In the absence of controlled randomized phase III clinical trial data, as noted by Williams in this excellent review, breast cancer became the leading indication for autologous stem cell transplant in North America in the 1990s. Most of these stem cell transplants occurred outside of a clinical trial, which led to many heated and publicized battles between insurers and women for access to these therapies. Indeed, the battle became so heated, and positions so ingrained, that one investigator resorted to outright research fraud to make the case for high-dose therapy.

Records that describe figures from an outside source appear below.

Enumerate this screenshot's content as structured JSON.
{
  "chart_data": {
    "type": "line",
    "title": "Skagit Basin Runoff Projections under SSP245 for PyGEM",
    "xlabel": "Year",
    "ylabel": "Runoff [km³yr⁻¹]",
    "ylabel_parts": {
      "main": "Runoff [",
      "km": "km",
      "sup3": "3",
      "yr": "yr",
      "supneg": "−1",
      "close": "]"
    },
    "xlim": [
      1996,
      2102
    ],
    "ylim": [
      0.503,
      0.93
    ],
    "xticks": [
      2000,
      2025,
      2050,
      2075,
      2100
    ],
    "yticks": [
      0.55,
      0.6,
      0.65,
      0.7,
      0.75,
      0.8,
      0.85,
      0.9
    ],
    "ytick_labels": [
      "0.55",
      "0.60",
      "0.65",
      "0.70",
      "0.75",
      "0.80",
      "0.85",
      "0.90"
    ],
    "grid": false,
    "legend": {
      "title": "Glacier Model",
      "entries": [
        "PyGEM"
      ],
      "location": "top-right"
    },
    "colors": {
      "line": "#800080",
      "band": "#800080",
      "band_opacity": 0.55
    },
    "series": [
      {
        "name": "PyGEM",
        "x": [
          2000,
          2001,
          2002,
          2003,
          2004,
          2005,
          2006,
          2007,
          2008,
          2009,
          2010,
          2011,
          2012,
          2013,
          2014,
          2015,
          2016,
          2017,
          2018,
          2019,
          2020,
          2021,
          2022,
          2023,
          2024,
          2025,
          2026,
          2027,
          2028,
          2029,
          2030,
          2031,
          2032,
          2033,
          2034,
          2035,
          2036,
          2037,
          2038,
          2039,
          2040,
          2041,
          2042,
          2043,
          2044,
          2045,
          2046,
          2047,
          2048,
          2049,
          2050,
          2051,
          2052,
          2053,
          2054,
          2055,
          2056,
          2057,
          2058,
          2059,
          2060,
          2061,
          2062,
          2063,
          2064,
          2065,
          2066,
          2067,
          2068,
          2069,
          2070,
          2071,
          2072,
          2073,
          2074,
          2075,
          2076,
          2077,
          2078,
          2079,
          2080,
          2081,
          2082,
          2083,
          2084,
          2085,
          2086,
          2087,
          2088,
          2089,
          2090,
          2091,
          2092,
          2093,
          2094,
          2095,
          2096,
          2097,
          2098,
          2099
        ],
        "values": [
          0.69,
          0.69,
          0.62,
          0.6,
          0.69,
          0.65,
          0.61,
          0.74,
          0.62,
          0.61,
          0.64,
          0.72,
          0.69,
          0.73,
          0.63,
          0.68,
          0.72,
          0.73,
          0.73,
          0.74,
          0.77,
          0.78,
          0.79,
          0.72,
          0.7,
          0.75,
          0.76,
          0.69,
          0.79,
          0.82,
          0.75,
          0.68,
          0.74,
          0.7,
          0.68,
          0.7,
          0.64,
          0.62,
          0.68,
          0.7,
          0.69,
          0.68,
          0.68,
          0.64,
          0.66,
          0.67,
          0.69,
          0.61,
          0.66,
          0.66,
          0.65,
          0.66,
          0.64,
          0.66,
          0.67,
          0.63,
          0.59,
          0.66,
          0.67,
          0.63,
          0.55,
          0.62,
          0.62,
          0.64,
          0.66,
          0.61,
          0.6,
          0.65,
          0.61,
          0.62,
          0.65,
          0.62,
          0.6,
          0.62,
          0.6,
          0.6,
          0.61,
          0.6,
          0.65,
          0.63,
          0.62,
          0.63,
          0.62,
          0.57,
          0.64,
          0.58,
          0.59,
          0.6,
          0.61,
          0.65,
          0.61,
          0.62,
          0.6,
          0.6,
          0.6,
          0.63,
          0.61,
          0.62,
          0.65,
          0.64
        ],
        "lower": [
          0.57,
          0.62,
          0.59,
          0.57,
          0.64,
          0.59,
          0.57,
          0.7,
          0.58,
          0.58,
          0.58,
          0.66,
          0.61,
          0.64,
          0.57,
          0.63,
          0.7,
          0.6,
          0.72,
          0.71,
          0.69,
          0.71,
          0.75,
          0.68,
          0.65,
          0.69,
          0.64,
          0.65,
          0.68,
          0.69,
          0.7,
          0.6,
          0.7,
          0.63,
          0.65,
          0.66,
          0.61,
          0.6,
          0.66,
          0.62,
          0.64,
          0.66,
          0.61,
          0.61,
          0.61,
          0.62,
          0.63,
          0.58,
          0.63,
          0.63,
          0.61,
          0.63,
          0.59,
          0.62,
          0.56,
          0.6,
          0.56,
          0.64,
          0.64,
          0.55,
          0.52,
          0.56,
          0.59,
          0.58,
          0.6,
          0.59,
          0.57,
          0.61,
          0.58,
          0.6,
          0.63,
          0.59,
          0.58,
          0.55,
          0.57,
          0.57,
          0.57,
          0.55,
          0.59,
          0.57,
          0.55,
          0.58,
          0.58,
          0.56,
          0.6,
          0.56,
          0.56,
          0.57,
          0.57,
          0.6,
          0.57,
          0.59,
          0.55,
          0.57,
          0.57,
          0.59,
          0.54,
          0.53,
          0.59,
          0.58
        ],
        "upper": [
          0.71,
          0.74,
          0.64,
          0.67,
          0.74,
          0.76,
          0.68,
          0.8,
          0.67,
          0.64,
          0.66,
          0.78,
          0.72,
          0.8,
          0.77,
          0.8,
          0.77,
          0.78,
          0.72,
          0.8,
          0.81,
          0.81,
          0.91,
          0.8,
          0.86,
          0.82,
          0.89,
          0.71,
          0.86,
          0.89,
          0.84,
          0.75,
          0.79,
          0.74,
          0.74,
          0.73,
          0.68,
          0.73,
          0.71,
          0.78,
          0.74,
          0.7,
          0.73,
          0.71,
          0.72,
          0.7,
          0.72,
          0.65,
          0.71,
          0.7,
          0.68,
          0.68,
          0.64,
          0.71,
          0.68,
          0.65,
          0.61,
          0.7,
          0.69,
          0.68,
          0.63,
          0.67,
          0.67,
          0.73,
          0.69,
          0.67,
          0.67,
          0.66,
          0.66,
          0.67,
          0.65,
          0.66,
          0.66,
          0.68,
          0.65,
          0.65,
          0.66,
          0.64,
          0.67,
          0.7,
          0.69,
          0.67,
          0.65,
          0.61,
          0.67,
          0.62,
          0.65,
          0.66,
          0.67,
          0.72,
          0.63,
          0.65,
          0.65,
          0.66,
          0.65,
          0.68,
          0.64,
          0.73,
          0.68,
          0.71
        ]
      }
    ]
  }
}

At the plenary session of the American Society of Clinical Oncology in 1999, investigators presented several abstracts detailing preliminary results from phase III randomized studies of high-dose therapy vs the more "standard" chemotherapy regimens for both high-risk node-positive breast cancer and metastatic breast cancer. After these studies demonstrated little or no apparent benefit for high-dose chemotherapy over the standard regimens, interest in high-dose therapy, both inside and outside the context of clinical trials, waned. After 3 years of reflection, is there currently a role for high-dose chemotherapy in the management of breast cancer?
Rational Basis, Disappointing Results
Williams correctly notes that high-dose therapy has a reasonable experimental and perhaps reasonable clinical rationale. Alkylating agents demonstrated a steep dose-response curve in experimental systems, and an early phase II clinical trial demonstrated high overall and complete response rates in metastatic breast cancer.
The data from randomized clinical trials presented to date, however, have been mixed. As noted, one randomized trial in metastatic disease was fraudulent. One trial enrolled women with metastatic disease and a complete response to initial standard-dose induction therapy to immediate or delayed high-dose therapy at progression. Immediate consolidation with high-dose therapy produced a better disease-free survival than delayed consolidation but a poorer over- all survival. Another study randomized women with metastatic breast cancer and a response to induction therapy to high-dose or standard chemotherapy. This trial demonstrated no difference in disease-free or overall survival between the arms.
Randomized trials of high-dose chemotherapy as adjuvant therapy for high-risk node-positive breast cancer have fared no better. To date, although there have been encouraging signs of a trend toward improved disease-free survival in one study, no trial randomizing women to high-dose vs standard-dose regimens has demonstrated a significant disease-free or overall survival benefit.